Entscheidungsstichwort (Thema)
Wahrscheinlicher Berufsweg und tatsächliche Feststellung. Ermittlung des Vergleichseinkommens für Berufsschadensausgleich. individualisierende und typisierende Ermittlungen
Orientierungssatz
1. Die Feststellung des LSG, der Beschädigte wäre ohne die Schädigung wahrscheinlich Beamter des höheren Dienstes geworden, ist eine tatsächliche Feststellung, an die das BSG nach SGG § 163 gebunden ist, außer wenn in Bezug auf eine solche Feststellung zulässige und begründete Revisionsgründe vorgebracht werden. Dem steht nicht entgegen, daß der festgestellte Geschehensablauf hier gerade nicht tatsächlich stattgefunden haben darf und ohne die Schädigung nur mit einiger Wahrscheinlichkeit, nicht mit an Sicherheit grenzender Wahrscheinlichkeit, stattgefunden haben muß (hypothetischer Berufsweg). Denn nach dem Sinn des SGG § 163 soll das BSG als Revisionsgericht an die Erkenntnisse des Tatsachengerichts gebunden sein, die durch das Sammeln von Tatsachen (Erforschung des Sachverhalts nach SGG § 103 und Beweiswürdigung nach SGG § 128) erlangt worden sind. Um eine solche Erkenntnis handelt es sich auch bei der Feststellung des hypothetischen Berufswegs.
2. Zur Ermittlung des Vergleichseinkommens für einen Beschädigten (hier: ehemaliger Major der Schutzpolizei), der nicht als Laufbahnbeamter, sondern nur als Aufstiegsbeamter wahrscheinlich in den höheren Dienst gelangt wäre.

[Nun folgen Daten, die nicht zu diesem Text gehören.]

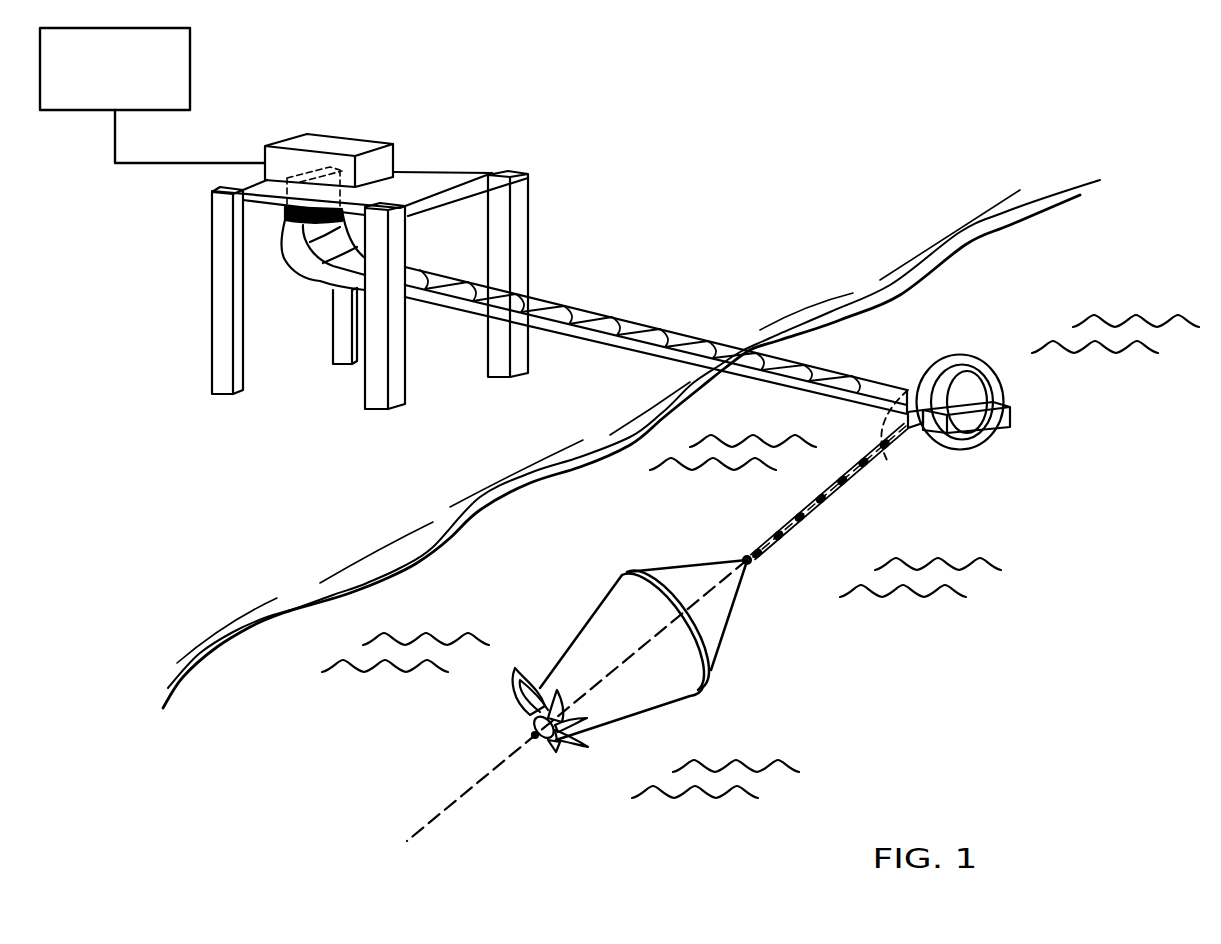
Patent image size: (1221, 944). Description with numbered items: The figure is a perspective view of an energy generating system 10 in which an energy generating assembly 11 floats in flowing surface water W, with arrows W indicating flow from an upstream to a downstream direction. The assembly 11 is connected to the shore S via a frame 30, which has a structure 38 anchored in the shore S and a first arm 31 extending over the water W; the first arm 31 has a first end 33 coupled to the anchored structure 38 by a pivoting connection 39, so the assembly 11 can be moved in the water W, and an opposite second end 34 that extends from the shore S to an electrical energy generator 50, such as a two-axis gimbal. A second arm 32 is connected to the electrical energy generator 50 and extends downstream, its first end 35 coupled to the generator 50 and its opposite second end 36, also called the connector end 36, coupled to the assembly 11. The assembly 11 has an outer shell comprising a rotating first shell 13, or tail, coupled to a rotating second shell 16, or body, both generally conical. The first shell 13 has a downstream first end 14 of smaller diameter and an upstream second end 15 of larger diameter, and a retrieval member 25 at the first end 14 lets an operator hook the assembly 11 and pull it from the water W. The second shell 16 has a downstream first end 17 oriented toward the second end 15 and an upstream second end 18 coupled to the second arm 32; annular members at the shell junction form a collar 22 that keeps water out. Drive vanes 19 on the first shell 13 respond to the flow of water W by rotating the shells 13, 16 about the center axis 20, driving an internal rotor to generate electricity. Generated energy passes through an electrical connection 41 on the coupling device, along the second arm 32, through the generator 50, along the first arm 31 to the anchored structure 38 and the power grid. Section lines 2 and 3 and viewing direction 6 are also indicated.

The energy generating system 10 is at (833, 226).
The energy generating assembly 11 is at (707, 712).
The first shell 13 is at (640, 692).
The first end 14 is at (542, 732).
The second end 15 is at (603, 679).
The second shell 16 is at (720, 633).
The first end 17 is at (657, 552).
The second end 18 is at (717, 547).
The drive vanes 19 is at (517, 697).
The center axis 20 is at (444, 806).
The collar 22 is at (627, 566).
The retrieval member 25 is at (530, 740).
The section line 2- 2 is at (797, 618).
The section line 3- 3 is at (908, 467).
The view direction 6 is at (773, 533).
The frame 30 is at (363, 218).
The first arm 31 is at (663, 327).
The second arm 32 is at (825, 502).
The first end 33 is at (427, 323).
The second end 34 is at (960, 406).
The first end 35 is at (829, 478).
The second end 36 is at (772, 567).
The structure 38 is at (523, 197).
The pivoting connection 39 is at (285, 220).
The electrical connection 41 is at (845, 485).
The electrical energy generator 50 is at (980, 443).
The shore S is at (338, 545).
The water W is at (1017, 290).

3. Für die Einordnung in eine der Laufbahngruppen der BVG§30Abs3u4u5DV § 4 Abs 1 darf kein Unterschied gemacht werden, je nachdem, ob der Beschädigte als Laufbahnbeamter oder als Aufstiegsbeamter in eine bestimmte Laufbahngruppe gelangt wäre. Eine "individuelle Differenzierung" innerhalb der einzelnen Laufbahngruppen - also je nachdem, ob es sich um einen Laufbahnbeamten oder einen Aufstiegsbeamten handelt - ist nicht möglich (Anschluß an BSG vom 1970-09-16 10 RV 240/68 = BVBl 1971, 80).
Normenkette
SGG § 163 Fassung: 1953-09-03; BVG § 30 Abs 4; BVG§30Abs3u4u5DV § 2 Abs 1 Fassung: 1977-01-18, § 4 Abs 1 Fassung: 1977-01-18; SGG § 103 Fassung: 1974-07-30, § 128 Fassung: 1953-09-03, § 164 Abs 2 S 3 Fassung: 1974-07-30
Verfahrensgang
LSG Rheinland-Pfalz (Entscheidung vom 30.10.1979; Aktenzeichen L 4 V 122/78) |
SG Mainz (Entscheidung vom 28.07.1978; Aktenzeichen 15 V 111/77) |
Tatbestand
Die Beteiligten streiten darum, ob das Vergleichseinkommen des Klägers beim Berufsschadensausgleich nach der Besoldungsgruppe A 11, A 14 oder A 15 des Bundesbesoldungsgesetzes (BBesG) zu berechnen ist.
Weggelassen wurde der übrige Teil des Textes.